Les decimos a los niños que hoy vamos a hablar del PERDÓN. 

Les pedimos que recuerden situaciones en las que han perdonado o han sido perdonados y cómo se han sentido. 

¿Qué parábola contó Jesús para decir a todos que Dios es un Padre bueno que perdona y acoge siempre? Que la cuenten con sus palabras (parábola del hijo pródigo).  

Reflexionamos: 

  • ¿A quiénes perdonó Jesús? 

Hacemos ver a los niños que Jesús perdona a todos, pero una parte importante del perdón es estar arrepentido cuando hacemos algo que no está bien. 

Jesús también nos dejó un Sacramento para que celebráramos la FIESTA DEL PERDÓN, el sacramento de la Reconciliación o Penitencia. (Aprovechamos para hablarles de la celebración del perdón que realizaremos antes de la comunión). 

Finalmente vamos a reflexionar sobre la importancia de no actuar sin pensar “ porque como me van a perdonar,…”, para ello contaremos la siguiente historia:  

Los clavos en la puerta. 

Ésta es la historia de un niño que, todos los días, se peleaba con su hermano, con sus padres, con sus compañeros del cole,… 

Una tarde, su padre le entregó un paquete. El niño muy curioso lo desenvolvió rápidamente y se sorprendió muchísimo al ver ese extraño regalo: era una caja de clavos. 

El padre lo miró y le dijo: 

 “Hijo, te voy a dar un consejo: cada vez que pierdas el control, cada vez que contestes mal a alguien y discutas, clava un clavo en la puerta de tu habitación” 
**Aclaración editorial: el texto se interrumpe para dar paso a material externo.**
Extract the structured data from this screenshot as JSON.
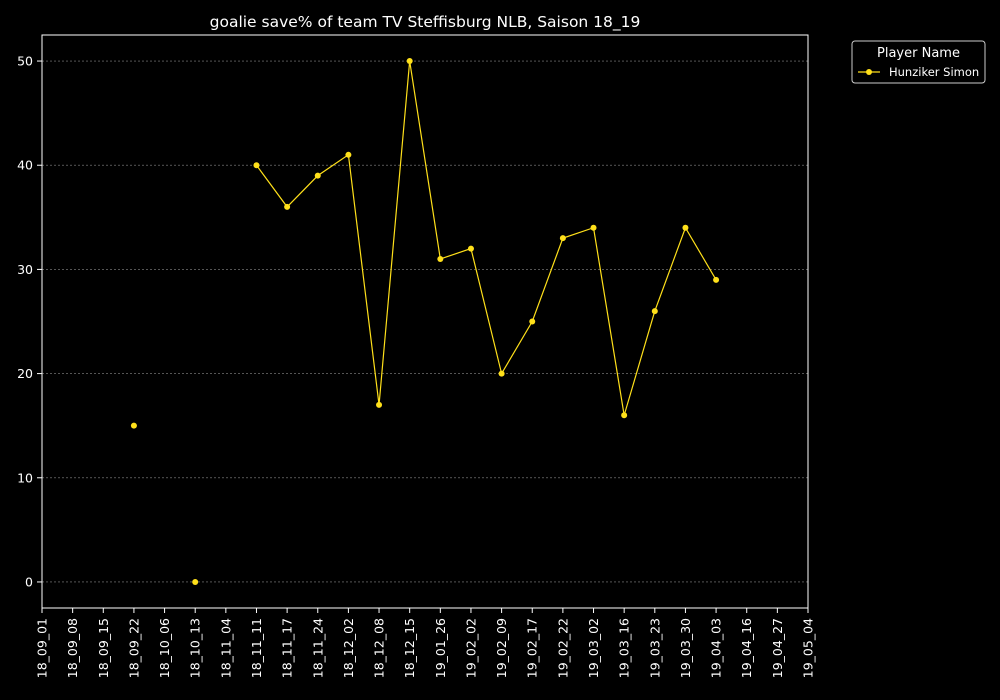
{
  "chart_data": {
    "type": "line",
    "title": "goalie save% of team TV Steffisburg NLB, Saison 18_19",
    "xlabel": "",
    "ylabel": "",
    "x_categories": [
      "18_09_01",
      "18_09_08",
      "18_09_15",
      "18_09_22",
      "18_10_06",
      "18_10_13",
      "18_11_04",
      "18_11_11",
      "18_11_17",
      "18_11_24",
      "18_12_02",
      "18_12_08",
      "18_12_15",
      "19_01_26",
      "19_02_02",
      "19_02_09",
      "19_02_17",
      "19_02_22",
      "19_03_02",
      "19_03_16",
      "19_03_23",
      "19_03_30",
      "19_04_03",
      "19_04_16",
      "19_04_27",
      "19_05_04"
    ],
    "ylim": [
      -2.5,
      52.5
    ],
    "yticks": [
      0,
      10,
      20,
      30,
      40,
      50
    ],
    "grid": true,
    "legend": {
      "title": "Player Name",
      "placement": "outside-top-right"
    },
    "series": [
      {
        "name": "Hunziker Simon",
        "color": "#ffe01a",
        "values": [
          null,
          null,
          null,
          15,
          null,
          0,
          null,
          40,
          36,
          39,
          41,
          17,
          50,
          31,
          32,
          20,
          25,
          33,
          34,
          16,
          26,
          34,
          29,
          null,
          null,
          null
        ]
      }
    ]
  },
  "colors": {
    "background": "#000000",
    "foreground": "#ffffff",
    "grid": "#888888"
  }
}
El primer día, el niño clavó 37 clavos en la puerta. 

Con el paso del tiempo,  fue aprendiendo a controlar su rabia y la cantidad de clavos comenzó a disminuir. Descubrió que eras más fácil controlar su carácter que clavar los clavos en la puerta. 
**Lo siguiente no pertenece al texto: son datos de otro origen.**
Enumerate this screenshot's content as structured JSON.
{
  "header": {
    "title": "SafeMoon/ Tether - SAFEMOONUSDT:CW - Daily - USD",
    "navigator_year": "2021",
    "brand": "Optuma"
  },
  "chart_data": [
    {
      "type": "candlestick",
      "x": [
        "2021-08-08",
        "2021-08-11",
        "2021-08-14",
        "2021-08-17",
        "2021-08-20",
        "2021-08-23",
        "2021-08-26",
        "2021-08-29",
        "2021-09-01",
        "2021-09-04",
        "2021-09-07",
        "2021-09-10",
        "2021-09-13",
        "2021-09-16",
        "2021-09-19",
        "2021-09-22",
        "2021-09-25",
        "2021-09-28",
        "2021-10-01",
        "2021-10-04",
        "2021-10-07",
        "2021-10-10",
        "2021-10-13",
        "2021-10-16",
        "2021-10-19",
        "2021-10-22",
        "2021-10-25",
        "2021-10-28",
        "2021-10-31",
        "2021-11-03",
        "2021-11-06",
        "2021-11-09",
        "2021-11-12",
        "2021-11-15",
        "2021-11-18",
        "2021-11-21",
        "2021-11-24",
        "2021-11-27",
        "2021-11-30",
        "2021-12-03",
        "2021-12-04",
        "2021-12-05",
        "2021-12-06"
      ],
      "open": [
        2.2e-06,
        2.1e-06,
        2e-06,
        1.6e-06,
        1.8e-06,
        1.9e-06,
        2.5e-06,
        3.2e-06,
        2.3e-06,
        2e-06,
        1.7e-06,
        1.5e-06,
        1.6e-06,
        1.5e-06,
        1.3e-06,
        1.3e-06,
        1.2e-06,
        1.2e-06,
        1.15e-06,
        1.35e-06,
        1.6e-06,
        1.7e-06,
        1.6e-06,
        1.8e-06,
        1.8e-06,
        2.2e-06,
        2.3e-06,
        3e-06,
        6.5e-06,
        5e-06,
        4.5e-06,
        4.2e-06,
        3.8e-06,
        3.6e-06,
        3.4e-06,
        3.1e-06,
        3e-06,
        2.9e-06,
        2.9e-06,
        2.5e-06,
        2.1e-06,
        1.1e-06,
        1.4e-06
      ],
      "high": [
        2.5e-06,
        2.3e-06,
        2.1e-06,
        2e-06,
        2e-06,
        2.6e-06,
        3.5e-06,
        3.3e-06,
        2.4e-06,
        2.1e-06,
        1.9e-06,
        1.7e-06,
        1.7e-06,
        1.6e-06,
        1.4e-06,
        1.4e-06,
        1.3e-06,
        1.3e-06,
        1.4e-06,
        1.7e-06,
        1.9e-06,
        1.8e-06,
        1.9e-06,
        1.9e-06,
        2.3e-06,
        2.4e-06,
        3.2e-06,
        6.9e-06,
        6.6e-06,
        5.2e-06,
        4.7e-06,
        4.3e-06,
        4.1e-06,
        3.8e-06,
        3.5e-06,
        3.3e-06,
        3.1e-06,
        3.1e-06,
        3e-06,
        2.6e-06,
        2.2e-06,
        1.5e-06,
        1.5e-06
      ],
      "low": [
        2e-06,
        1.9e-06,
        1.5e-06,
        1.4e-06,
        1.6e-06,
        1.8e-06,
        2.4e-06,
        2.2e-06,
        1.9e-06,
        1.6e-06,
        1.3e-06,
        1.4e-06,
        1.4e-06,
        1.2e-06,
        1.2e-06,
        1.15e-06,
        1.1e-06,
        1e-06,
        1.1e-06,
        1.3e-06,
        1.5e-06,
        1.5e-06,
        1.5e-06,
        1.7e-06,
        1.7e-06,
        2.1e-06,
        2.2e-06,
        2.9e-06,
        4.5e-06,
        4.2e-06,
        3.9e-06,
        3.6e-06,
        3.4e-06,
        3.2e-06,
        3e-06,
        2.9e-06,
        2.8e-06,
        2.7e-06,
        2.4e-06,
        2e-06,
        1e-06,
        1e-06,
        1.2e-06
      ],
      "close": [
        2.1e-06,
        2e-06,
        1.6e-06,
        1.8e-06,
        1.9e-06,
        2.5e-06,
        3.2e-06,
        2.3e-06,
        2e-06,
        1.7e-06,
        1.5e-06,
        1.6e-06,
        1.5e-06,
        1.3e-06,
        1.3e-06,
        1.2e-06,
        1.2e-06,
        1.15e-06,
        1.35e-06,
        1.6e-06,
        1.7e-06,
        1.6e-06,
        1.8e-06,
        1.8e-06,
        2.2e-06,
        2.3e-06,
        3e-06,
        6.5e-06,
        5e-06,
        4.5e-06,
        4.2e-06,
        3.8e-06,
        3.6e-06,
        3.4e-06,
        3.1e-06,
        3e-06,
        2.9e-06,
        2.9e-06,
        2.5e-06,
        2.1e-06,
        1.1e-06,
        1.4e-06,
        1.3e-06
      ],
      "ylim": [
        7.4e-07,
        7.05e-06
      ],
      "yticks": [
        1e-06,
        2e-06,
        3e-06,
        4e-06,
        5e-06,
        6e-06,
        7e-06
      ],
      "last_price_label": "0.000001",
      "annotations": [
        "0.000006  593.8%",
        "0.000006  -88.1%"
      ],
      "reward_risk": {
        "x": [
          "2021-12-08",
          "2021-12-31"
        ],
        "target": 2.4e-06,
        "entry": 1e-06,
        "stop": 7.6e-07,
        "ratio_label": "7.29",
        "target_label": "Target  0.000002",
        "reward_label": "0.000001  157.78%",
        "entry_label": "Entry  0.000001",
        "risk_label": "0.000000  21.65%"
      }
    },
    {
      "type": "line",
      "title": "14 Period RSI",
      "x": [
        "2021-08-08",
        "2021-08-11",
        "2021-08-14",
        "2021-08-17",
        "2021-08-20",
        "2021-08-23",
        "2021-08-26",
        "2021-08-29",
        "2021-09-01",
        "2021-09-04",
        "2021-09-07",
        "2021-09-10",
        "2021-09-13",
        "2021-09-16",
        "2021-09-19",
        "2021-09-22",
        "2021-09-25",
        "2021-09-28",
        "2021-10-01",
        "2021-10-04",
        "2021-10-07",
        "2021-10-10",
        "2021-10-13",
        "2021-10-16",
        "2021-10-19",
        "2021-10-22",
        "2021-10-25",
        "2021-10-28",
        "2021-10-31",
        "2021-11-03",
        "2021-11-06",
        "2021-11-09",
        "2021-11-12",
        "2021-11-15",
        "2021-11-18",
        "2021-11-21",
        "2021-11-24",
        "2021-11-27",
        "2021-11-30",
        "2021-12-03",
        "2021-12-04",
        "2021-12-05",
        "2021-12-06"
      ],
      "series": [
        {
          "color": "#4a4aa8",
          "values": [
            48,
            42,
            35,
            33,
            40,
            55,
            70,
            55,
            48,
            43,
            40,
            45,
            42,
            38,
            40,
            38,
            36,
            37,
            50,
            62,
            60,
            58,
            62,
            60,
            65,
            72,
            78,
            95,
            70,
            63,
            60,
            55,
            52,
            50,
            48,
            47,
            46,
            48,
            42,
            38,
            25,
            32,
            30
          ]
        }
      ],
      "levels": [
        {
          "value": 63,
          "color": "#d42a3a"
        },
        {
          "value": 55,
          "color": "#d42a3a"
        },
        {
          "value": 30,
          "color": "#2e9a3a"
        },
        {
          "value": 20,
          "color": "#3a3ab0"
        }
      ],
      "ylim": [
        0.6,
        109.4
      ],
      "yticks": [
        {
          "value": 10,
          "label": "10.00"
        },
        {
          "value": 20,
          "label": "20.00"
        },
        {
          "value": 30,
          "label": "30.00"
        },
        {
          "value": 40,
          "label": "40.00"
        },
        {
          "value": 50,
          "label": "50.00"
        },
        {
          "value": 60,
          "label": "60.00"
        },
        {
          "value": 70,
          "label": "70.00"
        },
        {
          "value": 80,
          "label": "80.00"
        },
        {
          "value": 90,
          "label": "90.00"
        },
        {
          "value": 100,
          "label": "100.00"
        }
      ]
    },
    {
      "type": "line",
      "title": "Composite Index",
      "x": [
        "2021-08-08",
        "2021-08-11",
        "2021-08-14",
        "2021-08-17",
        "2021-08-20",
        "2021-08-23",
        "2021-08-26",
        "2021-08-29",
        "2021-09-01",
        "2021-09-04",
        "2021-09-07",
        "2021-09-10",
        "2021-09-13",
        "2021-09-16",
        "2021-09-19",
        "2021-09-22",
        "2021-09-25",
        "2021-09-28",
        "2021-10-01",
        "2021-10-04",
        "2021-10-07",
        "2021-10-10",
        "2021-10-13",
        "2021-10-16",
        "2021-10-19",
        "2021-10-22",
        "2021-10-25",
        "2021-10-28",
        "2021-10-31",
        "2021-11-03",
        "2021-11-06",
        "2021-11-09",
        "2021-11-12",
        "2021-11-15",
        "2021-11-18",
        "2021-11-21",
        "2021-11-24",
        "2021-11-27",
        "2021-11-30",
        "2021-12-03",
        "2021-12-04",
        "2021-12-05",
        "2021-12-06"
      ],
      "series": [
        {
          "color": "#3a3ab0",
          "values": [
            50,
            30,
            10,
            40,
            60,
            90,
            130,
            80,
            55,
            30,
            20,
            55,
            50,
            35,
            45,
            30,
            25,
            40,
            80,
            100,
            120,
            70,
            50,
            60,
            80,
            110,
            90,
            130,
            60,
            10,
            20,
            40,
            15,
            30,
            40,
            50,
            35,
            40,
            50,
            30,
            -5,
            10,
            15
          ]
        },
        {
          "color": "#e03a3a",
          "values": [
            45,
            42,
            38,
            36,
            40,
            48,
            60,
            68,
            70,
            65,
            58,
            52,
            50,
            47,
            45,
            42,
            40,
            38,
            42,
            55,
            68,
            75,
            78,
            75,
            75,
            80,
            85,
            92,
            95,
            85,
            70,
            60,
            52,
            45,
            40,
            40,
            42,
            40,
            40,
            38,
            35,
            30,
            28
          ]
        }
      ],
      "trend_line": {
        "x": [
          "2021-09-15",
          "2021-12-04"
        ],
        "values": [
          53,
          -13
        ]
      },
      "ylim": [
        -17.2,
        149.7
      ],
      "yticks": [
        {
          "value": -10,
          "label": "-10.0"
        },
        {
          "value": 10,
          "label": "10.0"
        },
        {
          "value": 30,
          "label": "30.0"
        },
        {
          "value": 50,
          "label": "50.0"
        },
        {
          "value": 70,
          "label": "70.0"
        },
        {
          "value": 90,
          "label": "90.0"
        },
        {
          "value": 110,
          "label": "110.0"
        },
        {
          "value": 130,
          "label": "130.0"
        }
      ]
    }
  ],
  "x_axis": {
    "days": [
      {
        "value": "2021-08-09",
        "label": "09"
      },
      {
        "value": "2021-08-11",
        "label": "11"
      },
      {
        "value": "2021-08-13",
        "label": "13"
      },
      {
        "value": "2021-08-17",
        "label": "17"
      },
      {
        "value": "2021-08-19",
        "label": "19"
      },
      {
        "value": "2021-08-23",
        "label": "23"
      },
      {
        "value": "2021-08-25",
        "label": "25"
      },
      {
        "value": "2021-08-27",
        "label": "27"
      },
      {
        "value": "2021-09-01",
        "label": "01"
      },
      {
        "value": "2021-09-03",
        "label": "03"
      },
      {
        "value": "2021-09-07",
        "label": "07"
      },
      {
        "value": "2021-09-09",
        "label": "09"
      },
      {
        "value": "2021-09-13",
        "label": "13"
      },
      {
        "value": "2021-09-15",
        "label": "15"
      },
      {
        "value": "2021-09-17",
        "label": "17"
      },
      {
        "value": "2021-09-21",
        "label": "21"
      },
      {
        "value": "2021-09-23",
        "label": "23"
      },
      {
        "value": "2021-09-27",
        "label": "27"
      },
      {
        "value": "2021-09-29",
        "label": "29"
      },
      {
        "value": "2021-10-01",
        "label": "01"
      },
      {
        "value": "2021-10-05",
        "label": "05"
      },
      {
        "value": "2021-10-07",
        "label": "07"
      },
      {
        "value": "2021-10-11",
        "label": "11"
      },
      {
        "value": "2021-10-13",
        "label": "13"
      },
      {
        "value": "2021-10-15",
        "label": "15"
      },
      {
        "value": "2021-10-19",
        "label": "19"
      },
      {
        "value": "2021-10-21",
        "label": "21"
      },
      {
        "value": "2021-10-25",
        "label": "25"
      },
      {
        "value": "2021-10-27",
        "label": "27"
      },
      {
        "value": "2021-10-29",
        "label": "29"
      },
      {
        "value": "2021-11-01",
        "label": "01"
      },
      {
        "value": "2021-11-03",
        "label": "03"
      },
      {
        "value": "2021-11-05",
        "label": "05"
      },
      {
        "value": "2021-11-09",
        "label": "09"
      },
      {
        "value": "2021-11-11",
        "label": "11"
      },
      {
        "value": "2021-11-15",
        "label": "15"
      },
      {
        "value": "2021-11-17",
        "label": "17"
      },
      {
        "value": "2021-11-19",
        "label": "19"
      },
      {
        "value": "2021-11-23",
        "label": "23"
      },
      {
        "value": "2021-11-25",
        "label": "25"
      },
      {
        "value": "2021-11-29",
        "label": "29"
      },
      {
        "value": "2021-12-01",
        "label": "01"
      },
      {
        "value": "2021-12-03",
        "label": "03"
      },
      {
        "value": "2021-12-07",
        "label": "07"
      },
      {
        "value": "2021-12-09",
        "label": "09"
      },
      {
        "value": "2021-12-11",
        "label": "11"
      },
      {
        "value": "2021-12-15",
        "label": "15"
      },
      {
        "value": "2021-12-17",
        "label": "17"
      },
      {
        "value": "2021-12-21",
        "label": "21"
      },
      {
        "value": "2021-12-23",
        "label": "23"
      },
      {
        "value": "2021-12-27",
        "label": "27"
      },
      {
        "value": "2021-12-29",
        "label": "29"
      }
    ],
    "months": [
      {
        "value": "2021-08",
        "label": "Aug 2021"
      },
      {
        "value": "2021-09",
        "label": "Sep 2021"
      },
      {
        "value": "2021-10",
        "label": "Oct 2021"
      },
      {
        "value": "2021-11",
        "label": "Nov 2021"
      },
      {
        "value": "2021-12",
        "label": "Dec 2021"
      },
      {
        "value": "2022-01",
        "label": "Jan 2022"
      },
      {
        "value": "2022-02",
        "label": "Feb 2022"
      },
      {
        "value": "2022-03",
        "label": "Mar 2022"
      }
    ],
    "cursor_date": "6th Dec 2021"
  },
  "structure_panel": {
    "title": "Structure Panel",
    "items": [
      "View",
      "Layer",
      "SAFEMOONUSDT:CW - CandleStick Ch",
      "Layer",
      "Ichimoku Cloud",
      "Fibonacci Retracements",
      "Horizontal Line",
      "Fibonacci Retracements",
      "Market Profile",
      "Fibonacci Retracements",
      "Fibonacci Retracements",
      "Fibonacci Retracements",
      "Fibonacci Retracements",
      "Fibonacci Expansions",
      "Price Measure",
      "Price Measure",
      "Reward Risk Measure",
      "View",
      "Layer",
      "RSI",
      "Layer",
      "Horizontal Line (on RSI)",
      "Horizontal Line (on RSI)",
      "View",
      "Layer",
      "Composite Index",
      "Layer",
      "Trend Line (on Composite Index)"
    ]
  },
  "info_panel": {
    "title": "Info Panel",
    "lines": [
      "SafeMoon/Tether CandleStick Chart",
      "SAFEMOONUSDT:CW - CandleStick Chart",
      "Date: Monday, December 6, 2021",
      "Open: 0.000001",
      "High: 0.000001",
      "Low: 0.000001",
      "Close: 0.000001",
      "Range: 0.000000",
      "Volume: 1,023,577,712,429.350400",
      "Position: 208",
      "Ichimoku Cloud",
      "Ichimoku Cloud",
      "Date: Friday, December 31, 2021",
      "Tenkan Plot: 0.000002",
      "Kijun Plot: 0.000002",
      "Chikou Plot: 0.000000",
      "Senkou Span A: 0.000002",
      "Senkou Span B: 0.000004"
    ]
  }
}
Finalmente llegó el día en que el niño no perdió los estribos. 

Su padre orgulloso, le sugirió que por cada día que se pudiera controlar, sacase un clavo. Los días pasaron y el niño logró quitarlos todos. 

Conmovido por ello, el padre tomó a su hijo de la mano y lo llevó hasta la puerta, y le dijo: 

“Has hecho bien, hijo mío, pero mira los agujeros… la puerta nunca volverá a ser la misma” 

El niño comprendió la enseñanza de su padre y la agradeció profundamente; se dio cuenta de que al enfadarse no sólo causaba daño a los demás, sino también a sí mismo. A partir de ese momento decidió actuar siempre guiado por el amor.